Melansir Marie Claire, Selasa (21/10/2025), delapan barang dicuri dari koleksi terkenal dunia, menurut Le Parisien, termasuk tiara safir, berlian, kalung dan anting-anting Ratu Marie-Amélie, serta bros Ratu Hortense. Tiara mutiara Permaisuri Eugénie, kalung zamrud dan anting-anting dari parure Marie-Louise, bros relikui dan bros busur dari korset Permaisuri Eugénie juga diambil.

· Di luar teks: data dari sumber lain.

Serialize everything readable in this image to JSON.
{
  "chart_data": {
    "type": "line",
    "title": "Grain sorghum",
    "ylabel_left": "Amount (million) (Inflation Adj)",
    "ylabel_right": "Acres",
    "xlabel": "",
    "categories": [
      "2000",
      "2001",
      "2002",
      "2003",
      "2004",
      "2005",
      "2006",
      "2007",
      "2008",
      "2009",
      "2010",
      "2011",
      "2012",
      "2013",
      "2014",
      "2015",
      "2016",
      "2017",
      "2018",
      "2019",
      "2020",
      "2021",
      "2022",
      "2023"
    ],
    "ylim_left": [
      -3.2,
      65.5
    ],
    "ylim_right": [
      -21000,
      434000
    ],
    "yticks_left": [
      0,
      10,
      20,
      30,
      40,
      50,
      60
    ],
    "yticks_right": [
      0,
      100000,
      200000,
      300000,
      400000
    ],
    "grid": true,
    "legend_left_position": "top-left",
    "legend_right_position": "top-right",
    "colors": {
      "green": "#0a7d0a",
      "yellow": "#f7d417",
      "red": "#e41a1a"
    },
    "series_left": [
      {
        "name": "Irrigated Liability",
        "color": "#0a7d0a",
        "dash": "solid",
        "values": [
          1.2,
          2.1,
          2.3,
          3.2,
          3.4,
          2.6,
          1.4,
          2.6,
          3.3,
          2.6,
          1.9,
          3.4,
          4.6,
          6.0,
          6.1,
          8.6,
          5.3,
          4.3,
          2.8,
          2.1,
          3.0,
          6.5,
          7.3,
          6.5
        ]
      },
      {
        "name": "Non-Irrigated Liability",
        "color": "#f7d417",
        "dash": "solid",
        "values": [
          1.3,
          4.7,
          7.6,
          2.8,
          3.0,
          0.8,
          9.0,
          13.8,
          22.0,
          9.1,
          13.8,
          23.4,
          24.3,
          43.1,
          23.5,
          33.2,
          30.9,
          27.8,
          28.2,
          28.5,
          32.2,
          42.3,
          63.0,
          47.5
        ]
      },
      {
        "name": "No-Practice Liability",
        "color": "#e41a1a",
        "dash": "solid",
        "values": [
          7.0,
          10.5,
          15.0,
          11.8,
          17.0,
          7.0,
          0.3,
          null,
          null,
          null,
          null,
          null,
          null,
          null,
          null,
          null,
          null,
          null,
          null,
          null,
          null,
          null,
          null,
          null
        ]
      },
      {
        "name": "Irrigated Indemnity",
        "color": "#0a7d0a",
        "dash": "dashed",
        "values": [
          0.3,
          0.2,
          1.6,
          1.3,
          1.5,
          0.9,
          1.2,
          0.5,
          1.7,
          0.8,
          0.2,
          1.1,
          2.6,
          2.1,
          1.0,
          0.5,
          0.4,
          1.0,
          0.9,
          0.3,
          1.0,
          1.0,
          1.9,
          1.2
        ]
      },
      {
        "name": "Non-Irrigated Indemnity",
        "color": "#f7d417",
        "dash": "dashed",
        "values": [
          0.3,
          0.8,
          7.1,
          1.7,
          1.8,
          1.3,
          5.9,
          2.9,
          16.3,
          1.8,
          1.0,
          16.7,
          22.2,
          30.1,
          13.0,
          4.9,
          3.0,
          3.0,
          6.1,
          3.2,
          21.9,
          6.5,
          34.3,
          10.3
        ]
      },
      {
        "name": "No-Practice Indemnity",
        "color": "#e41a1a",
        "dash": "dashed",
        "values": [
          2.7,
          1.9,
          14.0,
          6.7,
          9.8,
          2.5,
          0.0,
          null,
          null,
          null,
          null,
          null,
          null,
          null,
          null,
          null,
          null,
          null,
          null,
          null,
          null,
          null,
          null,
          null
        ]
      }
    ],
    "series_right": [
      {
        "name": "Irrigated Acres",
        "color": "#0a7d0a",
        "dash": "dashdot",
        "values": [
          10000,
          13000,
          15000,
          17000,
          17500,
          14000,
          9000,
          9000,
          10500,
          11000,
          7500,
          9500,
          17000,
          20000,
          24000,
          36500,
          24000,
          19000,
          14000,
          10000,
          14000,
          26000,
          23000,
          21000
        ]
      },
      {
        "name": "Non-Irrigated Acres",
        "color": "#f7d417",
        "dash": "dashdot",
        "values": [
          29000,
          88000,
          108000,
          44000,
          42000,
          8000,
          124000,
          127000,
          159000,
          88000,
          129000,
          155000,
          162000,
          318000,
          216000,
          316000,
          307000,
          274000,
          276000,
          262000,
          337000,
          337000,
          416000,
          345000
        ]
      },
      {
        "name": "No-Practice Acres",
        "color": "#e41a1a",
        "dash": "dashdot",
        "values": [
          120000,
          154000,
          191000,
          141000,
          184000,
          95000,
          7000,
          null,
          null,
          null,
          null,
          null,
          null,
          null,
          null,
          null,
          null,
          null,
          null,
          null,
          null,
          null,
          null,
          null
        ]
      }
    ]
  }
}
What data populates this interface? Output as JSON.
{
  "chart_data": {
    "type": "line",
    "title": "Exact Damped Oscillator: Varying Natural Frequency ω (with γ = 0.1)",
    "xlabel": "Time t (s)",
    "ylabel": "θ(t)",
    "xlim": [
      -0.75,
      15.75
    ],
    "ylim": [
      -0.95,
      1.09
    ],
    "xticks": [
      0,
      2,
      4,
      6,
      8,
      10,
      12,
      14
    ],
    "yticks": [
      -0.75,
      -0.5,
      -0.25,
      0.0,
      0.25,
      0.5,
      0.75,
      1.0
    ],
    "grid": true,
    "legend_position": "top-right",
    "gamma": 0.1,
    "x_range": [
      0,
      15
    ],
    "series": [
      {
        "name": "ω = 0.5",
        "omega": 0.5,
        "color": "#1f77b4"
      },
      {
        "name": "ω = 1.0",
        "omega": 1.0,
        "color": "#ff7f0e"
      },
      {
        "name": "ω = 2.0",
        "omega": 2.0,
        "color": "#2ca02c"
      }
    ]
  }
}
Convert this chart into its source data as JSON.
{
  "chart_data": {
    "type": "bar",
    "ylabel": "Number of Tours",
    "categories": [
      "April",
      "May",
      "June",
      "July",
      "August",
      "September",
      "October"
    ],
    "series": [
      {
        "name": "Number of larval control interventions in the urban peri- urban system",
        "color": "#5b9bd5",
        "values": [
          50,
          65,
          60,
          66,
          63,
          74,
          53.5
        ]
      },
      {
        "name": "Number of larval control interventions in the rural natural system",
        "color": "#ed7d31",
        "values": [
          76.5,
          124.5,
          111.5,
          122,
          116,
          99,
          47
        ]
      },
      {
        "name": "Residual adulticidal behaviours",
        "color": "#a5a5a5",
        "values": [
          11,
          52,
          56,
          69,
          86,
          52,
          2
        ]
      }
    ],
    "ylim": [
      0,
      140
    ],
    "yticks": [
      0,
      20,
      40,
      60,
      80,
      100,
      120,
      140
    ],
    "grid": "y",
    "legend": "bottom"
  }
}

Namun, berlian 140,6 karat, Regent Diamond—salah satu berlian paling terkenal di dunia—tidak tersentuh. Batu berharga itu telah lama diyakini "terkutuk" sejak ditemukan oleh seorang budak di India pada 1701. Konon, pria yang diperbudak itu dibunuh kapten kapal yang berjanji akan membantunya melarikan diri dari negara itu dengan berlian, yang dia sembunyikan di luka di kakinya.
Berlian itu akhirnya sampai ke Inggris dan dipotong jadi beberapa batu yang lebih kecil. Salah satunya dijual pada Philippe II, yang ditunjuk sebagai bupati Louis XV. Itulah asal-usul nama Regent Diamond.